Xbrane Biopharma AB (“Xbrane”) and STADA Arzneimittel AG (“STADA”) have entered into a co-development agreement for Xlucane, a Lucentis® (ranibizumab) biosimilar.
About the agreement
The collaboration between Xbrane and STADA is based on a co-development agreement, meaning that the companies will equally contribute to development expenses and share profits from commercialization in a 50/50 split. To enter into this agreement, STADA will make an upfront payment to Xbrane of EUR 7.5 million. In close consultation and agreement with STADA, Xbrane will be responsible for the development of the product until completion of the marketing authorization applications to EMA (European Medicines Agency) and FDA (US Food and Drug Administration), as well as for supply of the finished pharmaceutical product. STADA will hold the marketing authorizations and will be responsible for sales and marketing of the product across all territories included in the agreement. The co-development agreement covers Europe, the US and a variety of MENA and APAC markets.
The road ahead
The next step in the development of Xlucane is the initiation of the pivotal phase I/III clinical trial. Xbrane has agreed on the study design with EMA and FDA and has selected a leading Contract Research Organization to conduct the study, which is aimed to demonstrate similarity vs. Lucentis®. The study will involve a large number of wet AMD (age-related macular degeneration) patients across 16 countries.
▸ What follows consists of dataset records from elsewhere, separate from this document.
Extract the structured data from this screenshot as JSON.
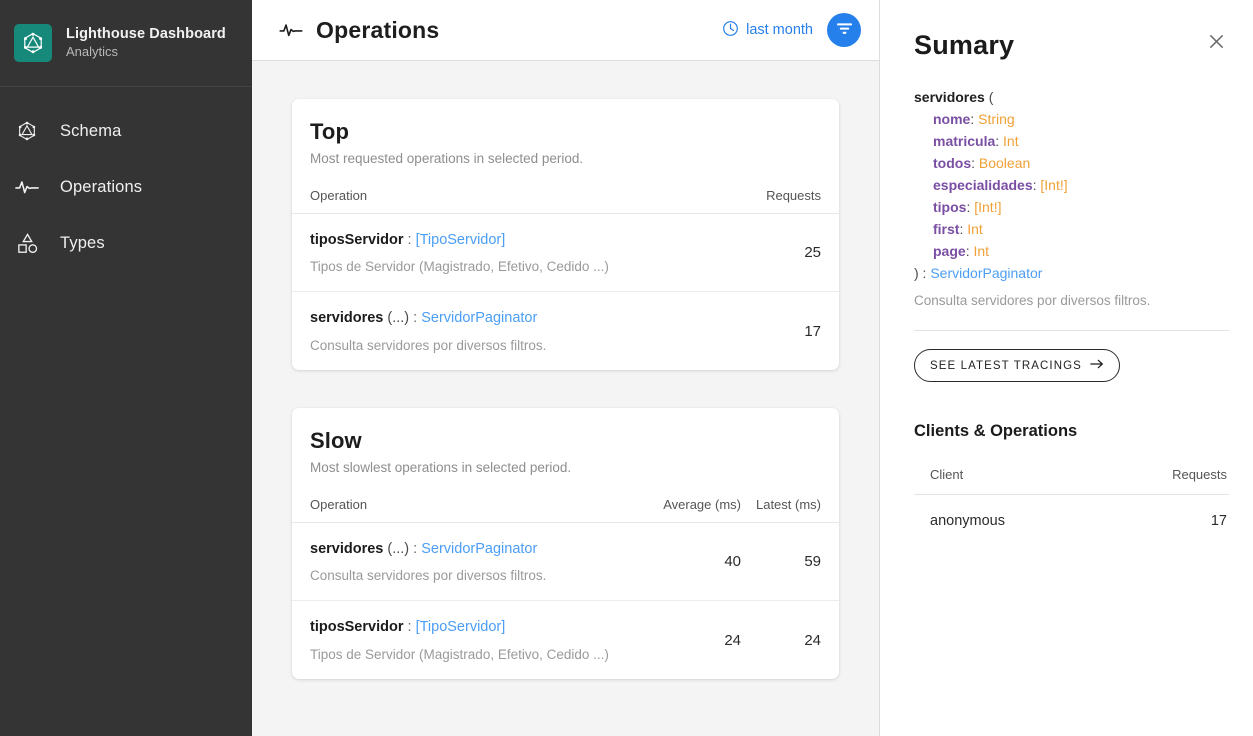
{
  "sidebar": {
    "brand": {
      "logo_icon": "graphql-logo-icon",
      "title": "Lighthouse Dashboard",
      "subtitle": "Analytics"
    },
    "items": [
      {
        "icon": "graphql-hexagon-icon",
        "label": "Schema"
      },
      {
        "icon": "activity-pulse-icon",
        "label": "Operations"
      },
      {
        "icon": "shapes-types-icon",
        "label": "Types"
      }
    ]
  },
  "header": {
    "icon": "activity-pulse-icon",
    "title": "Operations",
    "period_icon": "clock-icon",
    "period_label": "last month",
    "filter_icon": "filter-funnel-icon"
  },
  "cards": [
    {
      "title": "Top",
      "subtitle": "Most requested operations in selected period.",
      "columns": [
        "Operation",
        "Requests"
      ],
      "rows": [
        {
          "name": "tiposServidor",
          "args": "",
          "separator": " : ",
          "return_type": "[TipoServidor]",
          "description": "Tipos de Servidor (Magistrado, Efetivo, Cedido ...)",
          "values": [
            "25"
          ]
        },
        {
          "name": "servidores",
          "args": " (...)",
          "separator": " : ",
          "return_type": "ServidorPaginator",
          "description": "Consulta servidores por diversos filtros.",
          "values": [
            "17"
          ]
        }
      ]
    },
    {
      "title": "Slow",
      "subtitle": "Most slowlest operations in selected period.",
      "columns": [
        "Operation",
        "Average (ms)",
        "Latest (ms)"
      ],
      "rows": [
        {
          "name": "servidores",
          "args": " (...)",
          "separator": " : ",
          "return_type": "ServidorPaginator",
          "description": "Consulta servidores por diversos filtros.",
          "values": [
            "40",
            "59"
          ]
        },
        {
          "name": "tiposServidor",
          "args": "",
          "separator": " : ",
          "return_type": "[TipoServidor]",
          "description": "Tipos de Servidor (Magistrado, Efetivo, Cedido ...)",
          "values": [
            "24",
            "24"
          ]
        }
      ]
    }
  ],
  "summary": {
    "title": "Sumary",
    "close_icon": "close-icon",
    "signature": {
      "field_name": "servidores",
      "open_paren": " (",
      "args": [
        {
          "name": "nome",
          "sep": ": ",
          "type": "String"
        },
        {
          "name": "matricula",
          "sep": ": ",
          "type": "Int"
        },
        {
          "name": "todos",
          "sep": ": ",
          "type": "Boolean"
        },
        {
          "name": "especialidades",
          "sep": ": ",
          "type": "[Int!]"
        },
        {
          "name": "tipos",
          "sep": ": ",
          "type": "[Int!]"
        },
        {
          "name": "first",
          "sep": ": ",
          "type": "Int"
        },
        {
          "name": "page",
          "sep": ": ",
          "type": "Int"
        }
      ],
      "close_paren": ") : ",
      "return_type": "ServidorPaginator"
    },
    "description": "Consulta servidores por diversos filtros.",
    "tracings_button": {
      "label": "SEE LATEST TRACINGS",
      "icon": "arrow-right-icon"
    },
    "clients_section_title": "Clients & Operations",
    "clients_table": {
      "columns": [
        "Client",
        "Requests"
      ],
      "rows": [
        {
          "client": "anonymous",
          "requests": "17"
        }
      ]
    }
  },
  "colors": {
    "sidebar_bg": "#343434",
    "brand_teal": "#17897b",
    "accent_blue": "#2680eb",
    "link_blue": "#4b9ef5",
    "arg_purple": "#7a4fa3",
    "type_orange": "#f0a035",
    "page_bg": "#f4f4f4"
  }
}
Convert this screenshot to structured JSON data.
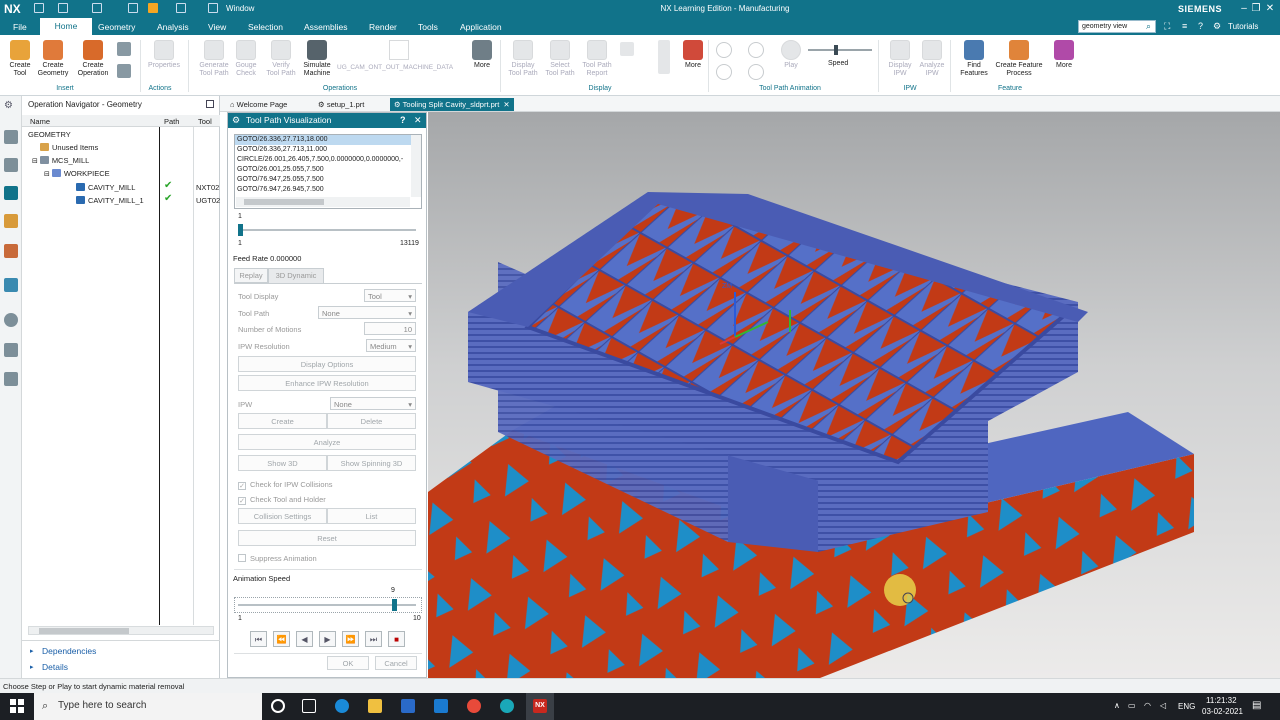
{
  "titlebar": {
    "logo": "NX",
    "window_menu": "Window",
    "title": "NX Learning Edition - Manufacturing",
    "brand": "SIEMENS"
  },
  "menubar": {
    "items": [
      "File",
      "Home",
      "Geometry",
      "Analysis",
      "View",
      "Selection",
      "Assemblies",
      "Render",
      "Tools",
      "Application"
    ],
    "search_value": "geometry view",
    "tutorials": "Tutorials"
  },
  "ribbon": {
    "buttons": [
      {
        "label": "Create\nTool",
        "icon": "create-tool-icon"
      },
      {
        "label": "Create\nGeometry",
        "icon": "create-geometry-icon"
      },
      {
        "label": "Create\nOperation",
        "icon": "create-operation-icon"
      },
      {
        "label": "Properties",
        "icon": "properties-icon"
      },
      {
        "label": "Generate\nTool Path",
        "icon": "generate-icon"
      },
      {
        "label": "Gouge\nCheck",
        "icon": "gouge-icon"
      },
      {
        "label": "Verify\nTool Path",
        "icon": "verify-icon"
      },
      {
        "label": "Simulate\nMachine",
        "icon": "simulate-icon"
      },
      {
        "label": "UG_CAM_ONT_OUT_MACHINE_DATA",
        "icon": "machine-data-icon"
      },
      {
        "label": "More",
        "icon": "more-icon"
      },
      {
        "label": "Display\nTool Path",
        "icon": "display-toolpath-icon"
      },
      {
        "label": "Select\nTool Path",
        "icon": "select-toolpath-icon"
      },
      {
        "label": "Tool Path\nReport",
        "icon": "report-icon"
      },
      {
        "label": "More",
        "icon": "more-icon"
      },
      {
        "label": "Play",
        "icon": "play-icon"
      },
      {
        "label": "Speed",
        "icon": "speed-slider"
      },
      {
        "label": "Display\nIPW",
        "icon": "display-ipw-icon"
      },
      {
        "label": "Analyze\nIPW",
        "icon": "analyze-ipw-icon"
      },
      {
        "label": "Find\nFeatures",
        "icon": "find-features-icon"
      },
      {
        "label": "Create Feature\nProcess",
        "icon": "feature-process-icon"
      },
      {
        "label": "More",
        "icon": "more-icon"
      }
    ],
    "groups": [
      "Insert",
      "Actions",
      "Operations",
      "Display",
      "Tool Path Animation",
      "IPW",
      "Feature"
    ]
  },
  "navigator": {
    "title": "Operation Navigator - Geometry",
    "columns": [
      "Name",
      "Path",
      "Tool"
    ],
    "rows": [
      {
        "name": "GEOMETRY",
        "tool": ""
      },
      {
        "name": "Unused Items",
        "tool": ""
      },
      {
        "name": "MCS_MILL",
        "tool": ""
      },
      {
        "name": "WORKPIECE",
        "tool": ""
      },
      {
        "name": "CAVITY_MILL",
        "tool": "NXT02"
      },
      {
        "name": "CAVITY_MILL_1",
        "tool": "UGT02"
      }
    ],
    "links": [
      "Dependencies",
      "Details"
    ]
  },
  "tabs": [
    "Welcome Page",
    "setup_1.prt",
    "Tooling Split Cavity_sldprt.prt"
  ],
  "dialog": {
    "title": "Tool Path Visualization",
    "lines": [
      "GOTO/26.336,27.713,18.000",
      "GOTO/26.336,27.713,11.000",
      "CIRCLE/26.001,26.405,7.500,0.0000000,0.0000000,-",
      "GOTO/26.001,25.055,7.500",
      "GOTO/76.947,25.055,7.500",
      "GOTO/76.947,26.945,7.500"
    ],
    "slider_value": "1",
    "slider_min": "1",
    "slider_max": "13119",
    "feed_rate": "Feed Rate 0.000000",
    "tab_replay": "Replay",
    "tab_3d": "3D Dynamic",
    "tool_display_label": "Tool Display",
    "tool_display_value": "Tool",
    "tool_path_label": "Tool Path",
    "tool_path_value": "None",
    "motions_label": "Number of Motions",
    "motions_value": "10",
    "ipw_res_label": "IPW Resolution",
    "ipw_res_value": "Medium",
    "display_options": "Display Options",
    "enhance": "Enhance IPW Resolution",
    "ipw_label": "IPW",
    "ipw_value": "None",
    "create": "Create",
    "delete": "Delete",
    "analyze": "Analyze",
    "show3d": "Show 3D",
    "spinning": "Show Spinning 3D",
    "check_ipw": "Check for IPW Collisions",
    "check_tool": "Check Tool and Holder",
    "collision_settings": "Collision Settings",
    "list": "List",
    "reset": "Reset",
    "suppress": "Suppress Animation",
    "anim_speed_label": "Animation Speed",
    "speed_value": "9",
    "speed_min": "1",
    "speed_max": "10",
    "ok": "OK",
    "cancel": "Cancel"
  },
  "viewport": {
    "axis_label": "ZM"
  },
  "status": {
    "text": "Choose Step or Play to start dynamic material removal"
  },
  "taskbar": {
    "search_placeholder": "Type here to search",
    "lang": "ENG",
    "time": "11:21:32",
    "date": "03-02-2021"
  },
  "colors": {
    "accent": "#11738a",
    "part_red": "#c23a16",
    "part_blue": "#5570c8",
    "part_cyan": "#1e8ec8"
  }
}
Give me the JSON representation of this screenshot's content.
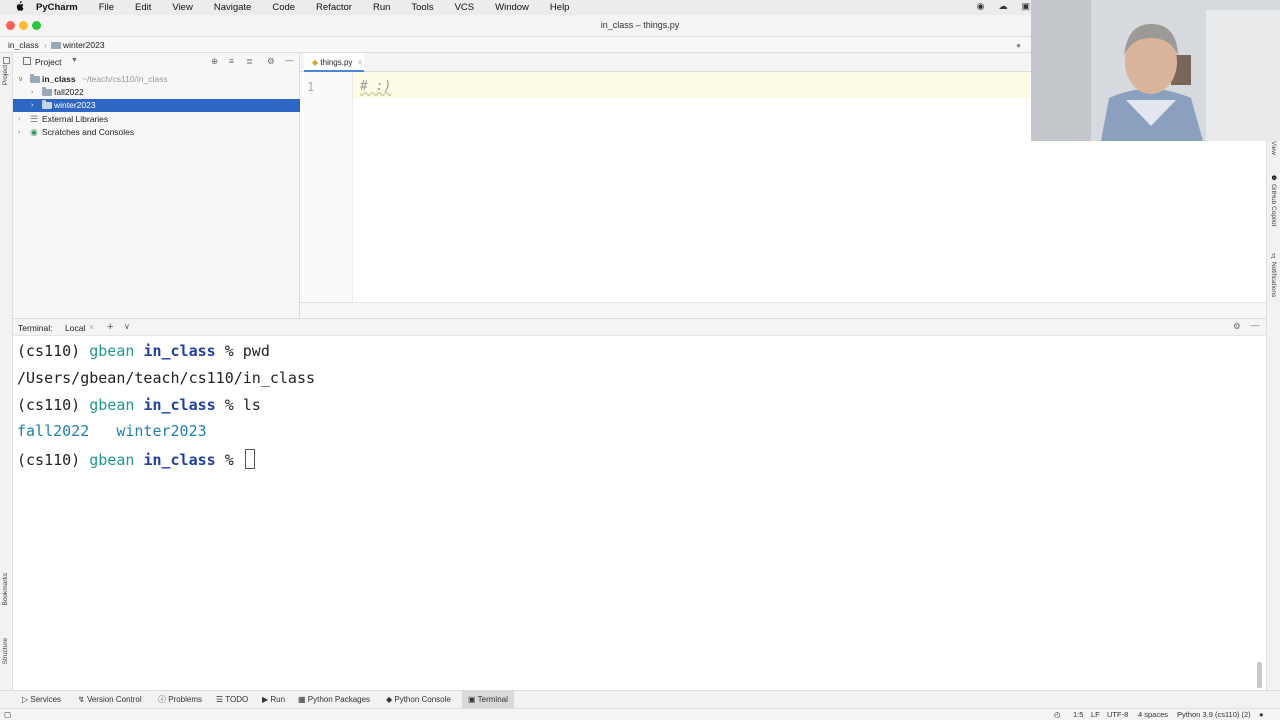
{
  "menubar": {
    "apple": "",
    "app_name": "PyCharm",
    "items": [
      "File",
      "Edit",
      "View",
      "Navigate",
      "Code",
      "Refactor",
      "Run",
      "Tools",
      "VCS",
      "Window",
      "Help"
    ]
  },
  "window": {
    "title": "in_class – things.py"
  },
  "navbar": {
    "breadcrumb_root": "in_class",
    "breadcrumb_child": "winter2023"
  },
  "project_panel": {
    "title": "Project",
    "tree": {
      "root_name": "in_class",
      "root_path": "~/teach/cs110/in_class",
      "folders": [
        "fall2022",
        "winter2023"
      ],
      "external_libraries": "External Libraries",
      "scratches": "Scratches and Consoles"
    }
  },
  "left_stripe": {
    "project": "Project",
    "bookmarks": "Bookmarks",
    "structure": "Structure"
  },
  "right_stripe": {
    "copilot": "GitHub Copilot",
    "notifications": "Notifications",
    "view": "View"
  },
  "editor": {
    "tab_label": "things.py",
    "line_number": "1",
    "code": "# :)"
  },
  "terminal": {
    "header_label": "Terminal:",
    "tab_local": "Local",
    "lines": [
      {
        "env": "(cs110)",
        "user": "gbean",
        "dir": "in_class",
        "prompt": "%",
        "cmd": "pwd"
      },
      {
        "output": "/Users/gbean/teach/cs110/in_class"
      },
      {
        "env": "(cs110)",
        "user": "gbean",
        "dir": "in_class",
        "prompt": "%",
        "cmd": "ls"
      },
      {
        "files": [
          "fall2022",
          "winter2023"
        ]
      },
      {
        "env": "(cs110)",
        "user": "gbean",
        "dir": "in_class",
        "prompt": "%",
        "cmd": ""
      }
    ]
  },
  "bottom_tabs": [
    "Services",
    "Version Control",
    "Problems",
    "TODO",
    "Run",
    "Python Packages",
    "Python Console",
    "Terminal"
  ],
  "status_bar": {
    "position": "1:5",
    "line_sep": "LF",
    "encoding": "UTF-8",
    "indent": "4 spaces",
    "interpreter": "Python 3.9 (cs110) (2)"
  },
  "colors": {
    "selection": "#2e66c4",
    "folder": "#9aa7b6",
    "terminal_user": "#1c9a8a",
    "terminal_dir": "#1f3ea8"
  }
}
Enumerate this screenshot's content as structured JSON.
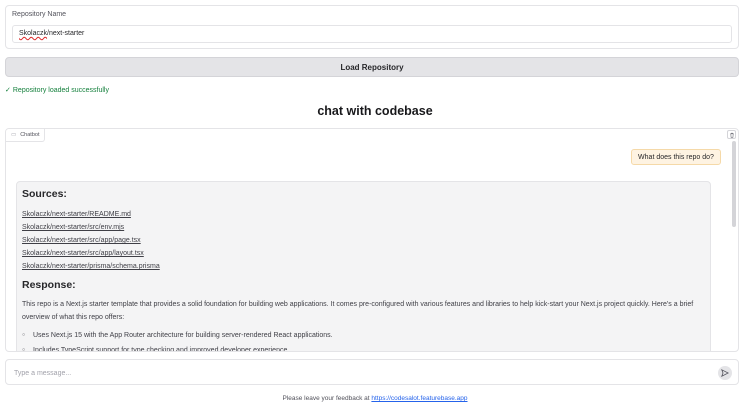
{
  "repo": {
    "label": "Repository Name",
    "value_owner": "Skolaczk",
    "value_rest": "/next-starter"
  },
  "load_button": {
    "label": "Load Repository"
  },
  "status": {
    "icon": "check-icon",
    "text": "Repository loaded successfully",
    "color": "#15803d"
  },
  "page_title": "chat with codebase",
  "chat": {
    "tag_label": "Chatbot",
    "user_message": "What does this repo do?",
    "bot": {
      "sources_heading": "Sources:",
      "sources": [
        "Skolaczk/next-starter/README.md",
        "Skolaczk/next-starter/src/env.mjs",
        "Skolaczk/next-starter/src/app/page.tsx",
        "Skolaczk/next-starter/src/app/layout.tsx",
        "Skolaczk/next-starter/prisma/schema.prisma"
      ],
      "response_heading": "Response:",
      "response_text": "This repo is a Next.js starter template that provides a solid foundation for building web applications. It comes pre-configured with various features and libraries to help kick-start your Next.js project quickly. Here's a brief overview of what this repo offers:",
      "bullets": [
        "Uses Next.js 15 with the App Router architecture for building server-rendered React applications.",
        "Includes TypeScript support for type checking and improved developer experience."
      ]
    }
  },
  "message_input": {
    "placeholder": "Type a message..."
  },
  "footer": {
    "text": "Please leave your feedback at",
    "link": "https://codesalot.featurebase.app"
  }
}
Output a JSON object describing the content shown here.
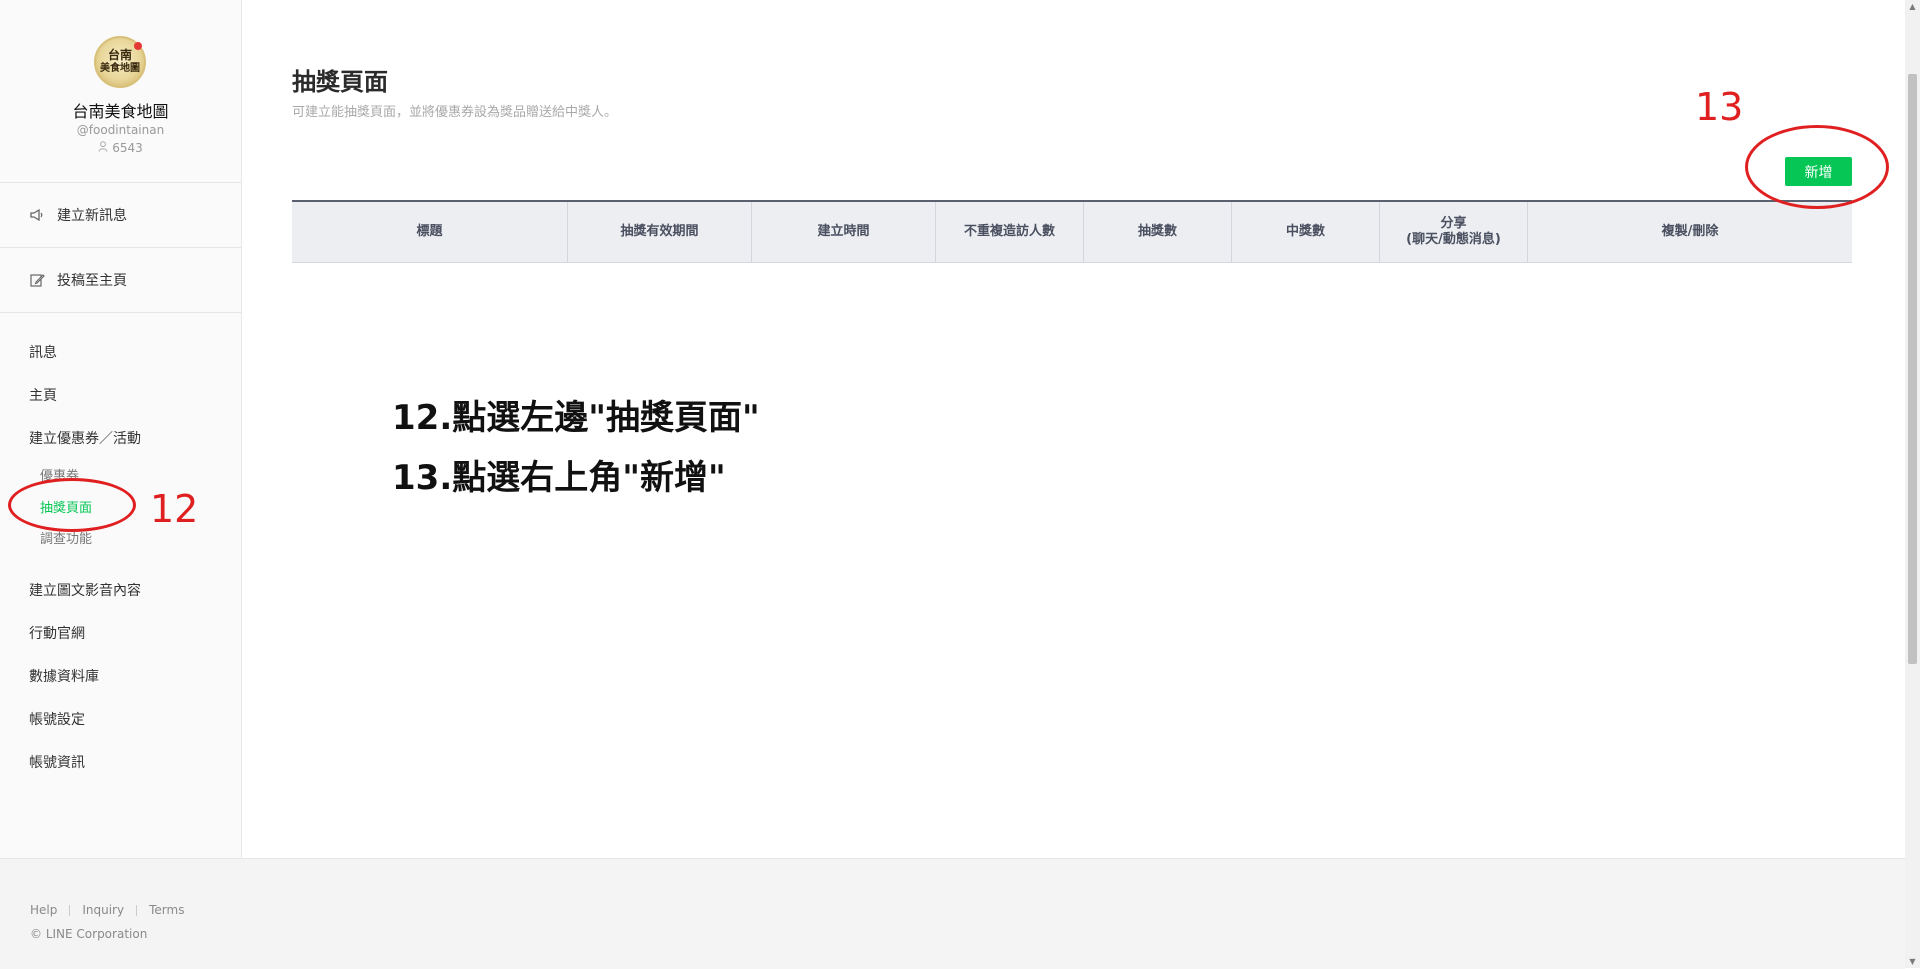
{
  "account": {
    "logo_line1": "台南",
    "logo_line2": "美食地圖",
    "name": "台南美食地圖",
    "id": "@foodintainan",
    "followers": "6543"
  },
  "sidebar": {
    "actions": [
      {
        "label": "建立新訊息",
        "icon": "megaphone-icon"
      },
      {
        "label": "投稿至主頁",
        "icon": "edit-icon"
      }
    ],
    "nav": {
      "messages": "訊息",
      "home": "主頁",
      "coupons_events": "建立優惠券／活動",
      "sub_coupon": "優惠券",
      "sub_lottery": "抽獎頁面",
      "sub_survey": "調查功能",
      "media": "建立圖文影音內容",
      "mobile_site": "行動官網",
      "database": "數據資料庫",
      "account_settings": "帳號設定",
      "account_info": "帳號資訊"
    }
  },
  "main": {
    "title": "抽獎頁面",
    "description": "可建立能抽獎頁面，並將優惠券設為獎品贈送給中獎人。",
    "add_button": "新增",
    "table_headers": [
      "標題",
      "抽獎有效期間",
      "建立時間",
      "不重複造訪人數",
      "抽獎數",
      "中獎數",
      "分享\n(聊天/動態消息)",
      "複製/刪除"
    ]
  },
  "annotations": {
    "num_12": "12",
    "num_13": "13",
    "line1": "12.點選左邊\"抽獎頁面\"",
    "line2": "13.點選右上角\"新增\"",
    "color": "#e02020"
  },
  "footer": {
    "links": [
      "Help",
      "Inquiry",
      "Terms"
    ],
    "copyright": "© LINE Corporation"
  },
  "colors": {
    "accent": "#06c755",
    "header_bg": "#eceef2"
  }
}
Martin Åmark, CEO of Xbrane says: “We are very excited to enter into this co-development partnership with STADA. STADA is a strong player and has long experience in distributing and marketing biosimilars. We could not have found a better partner to help develop and commercialize Xlucane.”
Anders Tullgren, Chairman of the Board of Directors at Xbrane comments: “The co-development deal with STADA is a significant achievement and opportunity for Xbrane which confirms Xbrane’s unique capabilities and competencies in biosimilar development. The deal will contribute significant funding and expertise for the development and commercialization of Xlucane and will help to accelerate the development of our pipeline of biosimilars as well as the transformation of Xbrane into a major player in the fast-growing global biosimilars market.”
STADA CEO Dr. Claudio Albrecht, says: “The collaboration with Xbrane, with its team of very experienced development experts, is a great opportunity for STADA to accelerate the expansion of our biosimilar portfolio and to strengthen our market position in this segment.”